I start each day with coffee, but just one cup. It’s so important to monitor caffeine intake because it can either help or hurt you depending on how much you consume. There are health benefits to drinking caffeinated coffee, including better memory and focus. However, if you drink too much, especially after 2PM, it may get in the way of your sleep schedule. People with depression already tend to struggle with insomnia, so it’s important not to over-indulge on the caffeine.

Exercise: I have recently begun exercising regularly. Exercising has been extremely beneficial to me and has helped me stay balanced during my recovery process. It releases stress-relieving hormones, called endorphins that make you feel amazing, and of course, it’s great for your health in general. Even a simple walk in the morning or in the evening helps to clear my mind and stay on track.

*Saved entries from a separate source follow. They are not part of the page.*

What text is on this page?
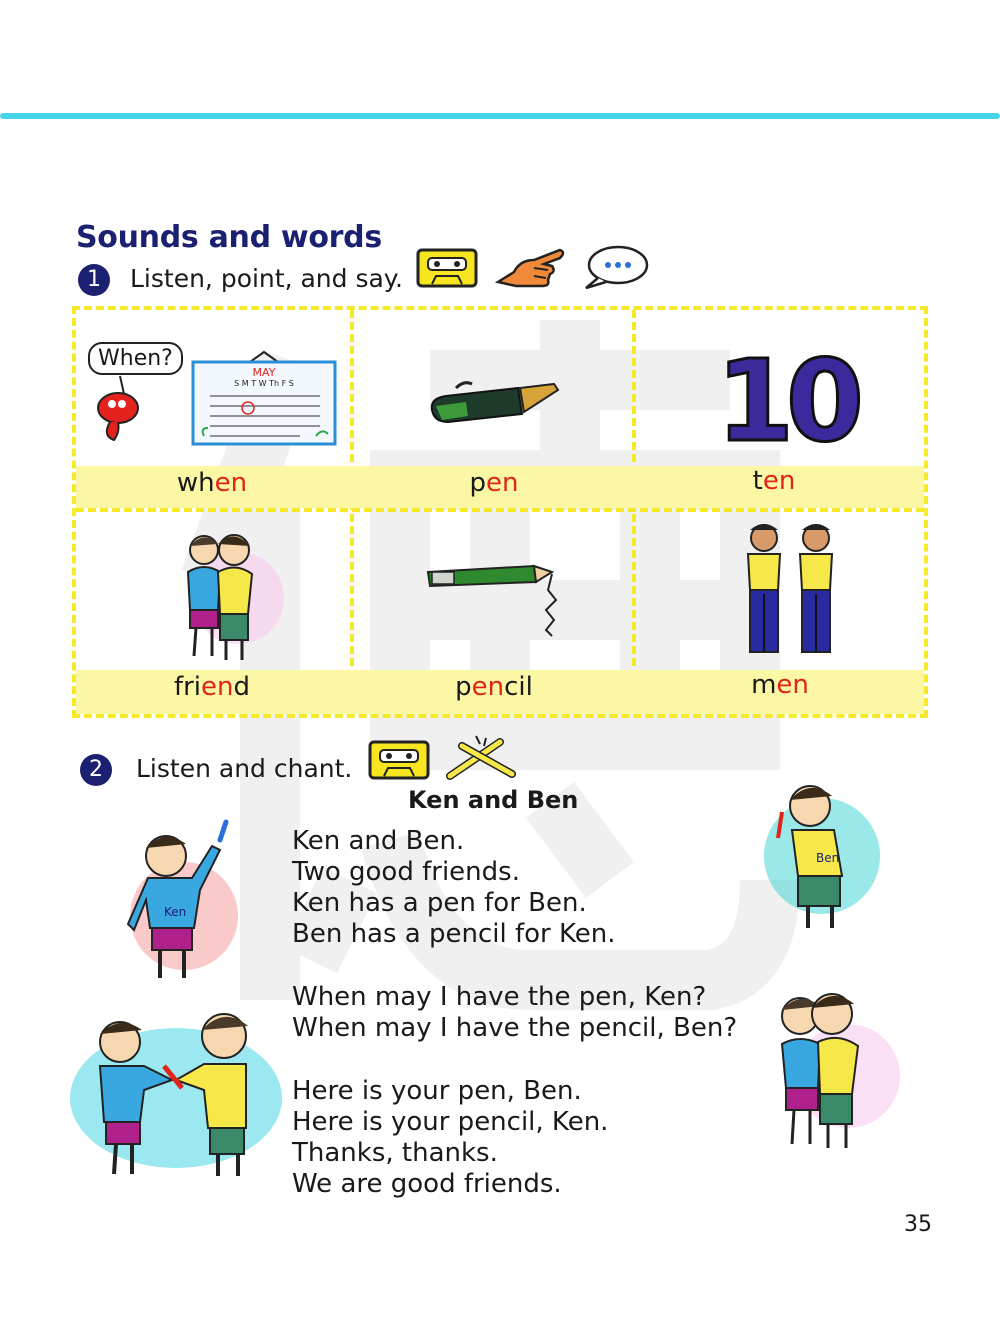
Sounds and words
1	Listen, point, and say.
When?
MAY
S M T W Th F S	10
when	pen	ten
friend	pencil	men
2	Listen and chant.
Ken and Ben
Ken
Ben
Ken and Ben.
Two good friends.
Ken has a pen for Ben.
Ben has a pencil for Ken.
When may I have the pen, Ken?
When may I have the pencil, Ben?
Here is your pen, Ben.
Here is your pencil, Ken.
Thanks, thanks.
We are good friends.
35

LightBox Therapy:  Since I have been diagnosed with Bipolar II disorder, I am extremely sensitive to the changes in the season, particularly the change from fall to winter. To cope with this, I have started using a light box each morning for 15-30 minutes. I sit in front of this while I am drinking my coffee or watching a show on Netflix, and it has really helped to keep my mood in check.

Nutrition: Since my mood has lifted from my depression, I have had more energy to focus on eating better foods. I decided to focus my newfound energy on eating healthier, clean foods, and it has really helped me to stay balanced and energized through the colder months. Adding more nutrients to your diet and cutting back on sugar is a great way to boost your mood naturally.

Getting Back to Work: When my depression began, I had to take some time off from school and work and move back home. This was awful for my self-esteem, and I had to come to terms with the fact that it is okay to take a break when you need it. Now that I am recovering, the most important thing for me is to get back on a regular schedule. I am easing back into a work schedule and working part-time while incorporating some of my old hobbies into my life. This is proving to be incredibly helpful and important in my recovery process because it helps me to stay focused and stick to a schedule each day.

Self-Care: Last but certainly not least, I am finding it most helpful to take some time each day to reflect on what I need most. Whether I need to take a moment and take a break with a cup of tea and an episode of my favorite show on Netflix, or just some play-time with my dog, it’s important to recognize that it’s okay to take time for myself each day. In fact, it’s not only okay, I make sure it’s at the top of my to-do list. Self-care has become a priority. If you don’t take care of yourself first, how will you have the capacity to take care of the rest of your responsibilities and those around you?